Er hat am Donnerstag gegen den Willen der Landesregierung eine Motion von Fabio Regazzi (Mitte/TI) mit 36 zu 9 Stimmen angenommen. Nun ist der Nationalrat am Zug. Regazzi verlangt ein koordiniertes Vorgehen gegen den Missbrauch von Bildmaterial und die Erpressung mit intimen Bildern.
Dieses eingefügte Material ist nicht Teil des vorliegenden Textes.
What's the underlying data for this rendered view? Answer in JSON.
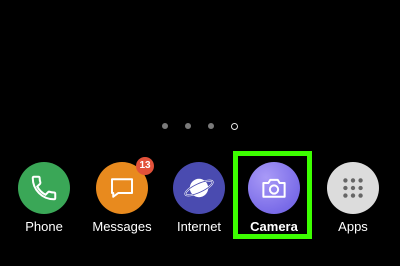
{
  "home_screen": {
    "page_indicator": {
      "pages": 4,
      "active_page": 4
    }
  },
  "dock": {
    "apps": [
      {
        "label": "Phone",
        "icon": "phone-icon",
        "color": "#3aa757"
      },
      {
        "label": "Messages",
        "icon": "message-bubble-icon",
        "color": "#e88a1e",
        "badge": "13",
        "badge_color": "#e2513a"
      },
      {
        "label": "Internet",
        "icon": "planet-icon",
        "color": "#4a4bb0"
      },
      {
        "label": "Camera",
        "icon": "camera-icon",
        "color": "#8c7ef0"
      },
      {
        "label": "Apps",
        "icon": "grid-dots-icon",
        "color": "#dcdcdc"
      }
    ]
  },
  "highlight_color": "#3cff00"
}
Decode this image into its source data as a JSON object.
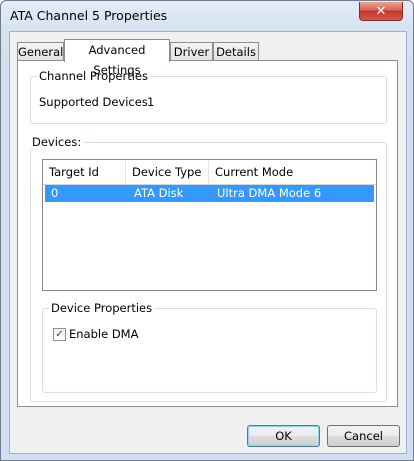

Die geforderte Strategie soll insbesondere den Schutz von Kindern und Jugendlichen berücksichtigen. Bei der Koordination von Prävention, regulatorischen Massnahmen und Strafverfolgung gebe es grosse Lücken.

Nationale Cyberstrategie unzureichend

Die nationale Cyberstrategie nehme weder das Problem der Bildmanipulation noch die Cyberpädokriminalität auf. Der Schutz vor massiven Persönlichkeitsverletzungen und pädokrimineller Gewalt im Netz durch manipulierte Bilder müsse umfassend gedacht werden.

Justizminister Beat Jans verwies vergeblich auf das «heute schon breite Instrumentarium» von Kantonen und Bund bei der Bekämpfung dieser kriminellen Netz-Inhalte. Der Bundeshalt sehe deshalb keinen Bedarf nach einer Strategie zu einem einzelnen Thema im Bereich der Cyberkriminalität.